La semana pasada, R. me dijo que me sentía muy alejada de él. Esta vez, me preguntó si estaba enojada y se mostró compungido. Esta situación me recuerda a P. y a mí, tomando su distancia como algo personal y culpándome por eso. Me limito a sonreír, sin hacer contacto visual con R. Supongo que así es mi manera de ser.
Ayer tuve varios encuentros académicos. Primero con G., quien absorbió todo mi nerviosismo. Luego con A., T., L. y L. Además, vi a C., con quien había conversado hacía unas horas. D., la docente, me preguntó "¿cómo le va?" con su mirada sonriente. Hay una chica, R., que desde hace ¿ocho? meses no deja de llamarme la atención. Tiene unos ojos bellísimos y una sonrisa encantadora.
Me siento angustiada, envuelta en preocupaciones y pensamientos catastrofistas. Anhelo descansar plácidamente, espero con ansias la sesión psicoanalítica de mañana. Setenta preguntas, dos entrevistas y una entrega que se aproxima. Supongo que esta es la raíz de mis dolores de cabeza.
Después de dos días le escribí a P. Quería decirle que lo quiero, pero en su lugar fui fría y distante. Respeto, entendimiento, acuerdo; términos utilizados por mí con el fin de aceptar la realidad. Él, impasible, como siempre. Concluyo que no tiene deseos de conversar conmigo, se mantendrá en esa postura evitativa y no dará el brazo a torcer, a menos que clame besos y caricias. Me resigno.
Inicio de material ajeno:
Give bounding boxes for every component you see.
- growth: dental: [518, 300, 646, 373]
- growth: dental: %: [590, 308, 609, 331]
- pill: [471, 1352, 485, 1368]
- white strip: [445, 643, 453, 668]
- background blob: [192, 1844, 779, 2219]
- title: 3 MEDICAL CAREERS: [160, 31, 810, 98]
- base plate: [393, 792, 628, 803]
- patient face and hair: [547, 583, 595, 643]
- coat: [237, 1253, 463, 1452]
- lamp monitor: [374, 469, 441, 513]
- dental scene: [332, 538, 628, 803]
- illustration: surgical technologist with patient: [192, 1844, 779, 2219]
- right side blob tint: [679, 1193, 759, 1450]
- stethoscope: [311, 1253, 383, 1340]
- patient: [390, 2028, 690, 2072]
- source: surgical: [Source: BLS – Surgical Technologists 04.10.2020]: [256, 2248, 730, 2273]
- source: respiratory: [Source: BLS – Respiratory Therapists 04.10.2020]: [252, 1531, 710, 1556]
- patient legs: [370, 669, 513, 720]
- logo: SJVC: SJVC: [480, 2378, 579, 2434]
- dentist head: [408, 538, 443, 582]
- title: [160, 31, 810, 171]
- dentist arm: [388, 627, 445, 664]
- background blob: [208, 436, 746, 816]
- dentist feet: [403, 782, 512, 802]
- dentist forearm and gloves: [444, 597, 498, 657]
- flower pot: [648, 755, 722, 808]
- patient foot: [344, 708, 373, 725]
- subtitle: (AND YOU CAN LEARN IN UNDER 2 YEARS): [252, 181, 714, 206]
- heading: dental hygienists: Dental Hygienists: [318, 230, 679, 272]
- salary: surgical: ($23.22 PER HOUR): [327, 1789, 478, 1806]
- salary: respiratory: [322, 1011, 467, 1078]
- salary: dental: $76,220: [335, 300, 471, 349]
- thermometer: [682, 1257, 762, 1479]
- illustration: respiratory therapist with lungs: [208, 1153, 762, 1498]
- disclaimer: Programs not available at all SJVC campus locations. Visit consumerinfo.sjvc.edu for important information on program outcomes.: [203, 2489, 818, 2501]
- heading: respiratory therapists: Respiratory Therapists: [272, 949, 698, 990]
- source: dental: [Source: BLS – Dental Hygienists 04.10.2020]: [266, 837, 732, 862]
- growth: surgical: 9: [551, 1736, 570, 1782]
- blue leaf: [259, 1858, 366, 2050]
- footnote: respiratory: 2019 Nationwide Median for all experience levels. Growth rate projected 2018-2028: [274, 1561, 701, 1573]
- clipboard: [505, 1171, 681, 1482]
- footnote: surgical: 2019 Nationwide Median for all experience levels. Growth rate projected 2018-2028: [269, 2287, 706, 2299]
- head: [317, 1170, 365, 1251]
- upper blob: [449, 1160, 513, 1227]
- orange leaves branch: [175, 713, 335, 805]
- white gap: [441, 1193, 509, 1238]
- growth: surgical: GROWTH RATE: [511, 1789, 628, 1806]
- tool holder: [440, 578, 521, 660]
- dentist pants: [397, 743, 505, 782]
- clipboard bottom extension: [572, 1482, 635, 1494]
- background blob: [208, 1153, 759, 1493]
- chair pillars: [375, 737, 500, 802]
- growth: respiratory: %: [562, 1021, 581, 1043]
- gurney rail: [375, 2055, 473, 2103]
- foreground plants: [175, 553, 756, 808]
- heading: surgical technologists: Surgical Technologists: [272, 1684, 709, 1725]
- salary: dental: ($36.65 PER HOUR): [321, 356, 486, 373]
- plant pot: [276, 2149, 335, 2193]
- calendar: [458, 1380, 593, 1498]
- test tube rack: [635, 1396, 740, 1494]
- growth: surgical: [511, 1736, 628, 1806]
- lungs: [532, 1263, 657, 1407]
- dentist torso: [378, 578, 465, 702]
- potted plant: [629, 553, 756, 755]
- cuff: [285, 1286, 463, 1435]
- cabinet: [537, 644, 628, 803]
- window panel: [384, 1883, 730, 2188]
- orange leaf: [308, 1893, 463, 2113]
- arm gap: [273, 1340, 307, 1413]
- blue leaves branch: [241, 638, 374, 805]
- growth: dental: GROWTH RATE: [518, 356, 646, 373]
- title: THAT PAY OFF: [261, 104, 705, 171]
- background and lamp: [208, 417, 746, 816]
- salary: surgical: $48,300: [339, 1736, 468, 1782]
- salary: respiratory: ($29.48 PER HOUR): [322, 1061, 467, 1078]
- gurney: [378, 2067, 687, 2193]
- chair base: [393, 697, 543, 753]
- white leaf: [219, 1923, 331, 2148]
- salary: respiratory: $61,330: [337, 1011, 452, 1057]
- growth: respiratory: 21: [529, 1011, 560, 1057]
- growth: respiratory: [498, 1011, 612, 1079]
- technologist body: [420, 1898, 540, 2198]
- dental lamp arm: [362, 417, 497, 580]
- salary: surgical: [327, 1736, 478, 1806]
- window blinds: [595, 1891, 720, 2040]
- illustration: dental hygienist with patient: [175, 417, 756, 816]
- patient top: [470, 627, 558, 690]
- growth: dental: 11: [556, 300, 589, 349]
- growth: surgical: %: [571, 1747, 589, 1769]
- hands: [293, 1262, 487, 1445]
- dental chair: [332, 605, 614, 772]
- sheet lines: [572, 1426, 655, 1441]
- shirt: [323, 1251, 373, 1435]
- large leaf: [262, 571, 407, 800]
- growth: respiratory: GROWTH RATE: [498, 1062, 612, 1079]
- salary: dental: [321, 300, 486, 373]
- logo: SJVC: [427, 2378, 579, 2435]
¿Qué me deparará el día de hoy? ¿Me comerá la preocupación? ¿Lograré agendar las entrevistas pendientes? ¿Me sumiré en una ardua lectura de bibliografía? ¿Dormiré para retornar al mundo de la fantasía? Con respecto a P., asumo que no me hablará. Ni siquiera me pregunto cuándo volveré a verlo. Estoy acostumbrada a la incertidumbre y su comunicación limitada.